Наташа вдруг обозлилась:

— Андрей, у меня мать и брат на руках. О каких деньгах ты говоришь?

А потом проплакала половину ночи, коря себя за жадность и опрометчивость. Ну что ей стоило! Ведь только что такие деньжищи получила, еще обменять не успела ни доллара. Тысяча деревянных, в конце концов, погоды не сделает. Но тайное, щемящее чувство попранной справедливости подсказывало ей, что она права. Где этот защитник, этот сильный человек, эта скала — опора семьи и дома. Сидит где-то в Тмутаракани, когда она бьется из последних сил, да еще и жалким голосом у нее же денег просит.

С кухни доносился запах свежесваренного кофе и гренок. Слышно было, как мать хозяйничает на кухне, стараясь не слишком шуметь, чтобы не разбудить дочь. Наташа поднялась и, как была в ночной рубашке, тихонечко пробралась в кухню.

Тонечка стояла у плиты наклонив голову, переворачивала деревянной лопаткой гренки на сковородке. Ее черные, как вороново крыло, волосы были собраны на затылке в пучок, открывая шею, всю в трогательных маленьких завитках. Наташа подкралась и, как в детстве, уткнулась носом в пушистую шею матери. Тонечка вздрогнула и рассмеялась, привлекая дочь к себе свободной рукой.

«Вот моя семья, — думала Наташа, — а я для нее стану и скалой, и защитником, и опорой».

— Какие планы, Татуся? — Они сидели втроем на кухне, Васятка наслаждался манной кашей с абрикосовым вареньем, Наташа с Тонечкой потягивали крепкий, ароматный кофе.

— По магазинам побегать, подготовиться к работе.

— Я попросила Зою Егоровну с Васенькой посидеть. Давай сходим вместе. Купим тебе платье. Оленька тебя на смотрины пригласила?

— Во-первых, это теперь называется тусовка. Во-вторых, невелика птица Оленькин жених, чтобы вечернее платье ради него покупать.

— Тата, Оля твоя подруга с детства, и ты обязана отнестись хотя бы с уважением к ее выбору.

— Мам, он же из новых русских, ты знаешь, как я к ним отношусь.

— Вот и зря. Они, может быть, такие именно потому, что мы к ним так относимся. По крайней мере, подругу поддержать ты обязана. У меня есть где-то бархатное платье. Но тебе, наверное, надо что-нибудь современное.

Наташа почему-то не захотела говорить матери, что уже надевала его, что была в ресторане, что приглашал ее туда такой элегантный и, судя по всему, богатый, взрослый мужчина.

Почему-то Наташе показалось постыдным сказать об этом матери.

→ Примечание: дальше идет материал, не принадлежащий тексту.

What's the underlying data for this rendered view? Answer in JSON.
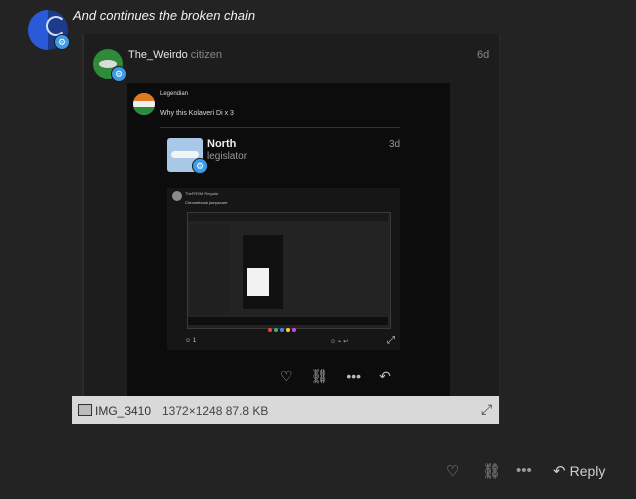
{
  "post": {
    "headline": "And continues the broken chain"
  },
  "quote": {
    "username": "The_Weirdo",
    "user_title": "citizen",
    "age": "6d",
    "screenshot": {
      "username": "Legendian",
      "text": "Why this Kolaveri Di x 3",
      "north": {
        "name": "North",
        "title": "legislator",
        "age": "3d"
      },
      "inner": {
        "username": "TheFRSM",
        "user_role": "Regular",
        "text": "Chromebook jumpscare",
        "reaction_count": "1"
      }
    },
    "attachment": {
      "filename": "IMG_3410",
      "meta": "1372×1248 87.8 KB"
    }
  },
  "actions": {
    "reply_label": "Reply"
  },
  "icons": {
    "heart": "heart-icon",
    "link": "link-icon",
    "more": "more-icon",
    "reply": "reply-icon",
    "expand": "expand-icon",
    "image": "image-icon"
  }
}
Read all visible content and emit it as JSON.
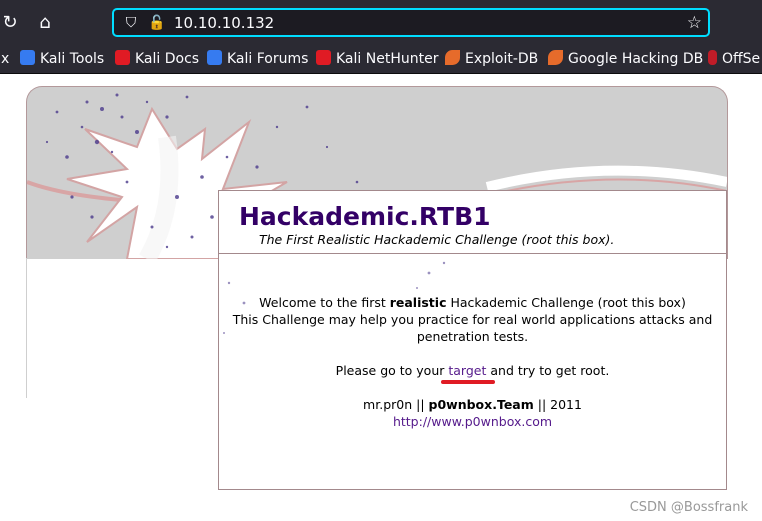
{
  "browser": {
    "url": "10.10.10.132",
    "bookmarks": [
      {
        "label": "x",
        "icon": "truncated-icon",
        "color": "#2b2a33"
      },
      {
        "label": "Kali Tools",
        "icon": "kali-tools-icon",
        "color": "#367bf0"
      },
      {
        "label": "Kali Docs",
        "icon": "kali-docs-icon",
        "color": "#e01b24"
      },
      {
        "label": "Kali Forums",
        "icon": "kali-forums-icon",
        "color": "#367bf0"
      },
      {
        "label": "Kali NetHunter",
        "icon": "kali-nethunter-icon",
        "color": "#e01b24"
      },
      {
        "label": "Exploit-DB",
        "icon": "exploit-db-icon",
        "color": "#e66b2b"
      },
      {
        "label": "Google Hacking DB",
        "icon": "google-hacking-db-icon",
        "color": "#e66b2b"
      },
      {
        "label": "OffSe",
        "icon": "offsec-icon",
        "color": "#c01c28"
      }
    ]
  },
  "page": {
    "title": "Hackademic.RTB1",
    "subtitle": "The First Realistic Hackademic Challenge (root this box).",
    "welcome_pre": "Welcome to the first ",
    "welcome_bold": "realistic",
    "welcome_post": " Hackademic Challenge (root this box)",
    "line2": "This Challenge may help you practice for real world applications attacks and",
    "line3": "penetration tests.",
    "goto_pre": "Please go to your ",
    "goto_link": "target",
    "goto_post": " and try to get root.",
    "author": "mr.pr0n || ",
    "team": "p0wnbox.Team",
    "year": " || 2011",
    "site": "http://www.p0wnbox.com"
  },
  "watermark": "CSDN @Bossfrank",
  "colors": {
    "title": "#330066",
    "link": "#551a8b",
    "highlight": "#e01b24",
    "urlbar_focus": "#00ddff"
  }
}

Когда они выходили из дома, празднично-возбужденные, как всякие женщины перед походом в магазины, Наташа все же потихоньку оглядывалась, коря себя за мнительность и подозревая у себя нервное расстройство. Но ни на лестничной клетке, ни в лифте, ни в просторном вестибюле никаких подозрительных субъектов не обнаружила.

Консьержка, пожилая, одинокая женщина, которую содержали всем подъездом, хотя при домофонах консьержка вовсе была не нужна, строго оглядела их, предупредив, по своему обыкновению, чтобы вовремя вынимали корреспонденцию из почтовых ящиков.

— Почтальонка жалуется, что ящики вечно полнехоньки, невозможно почту впихнуть.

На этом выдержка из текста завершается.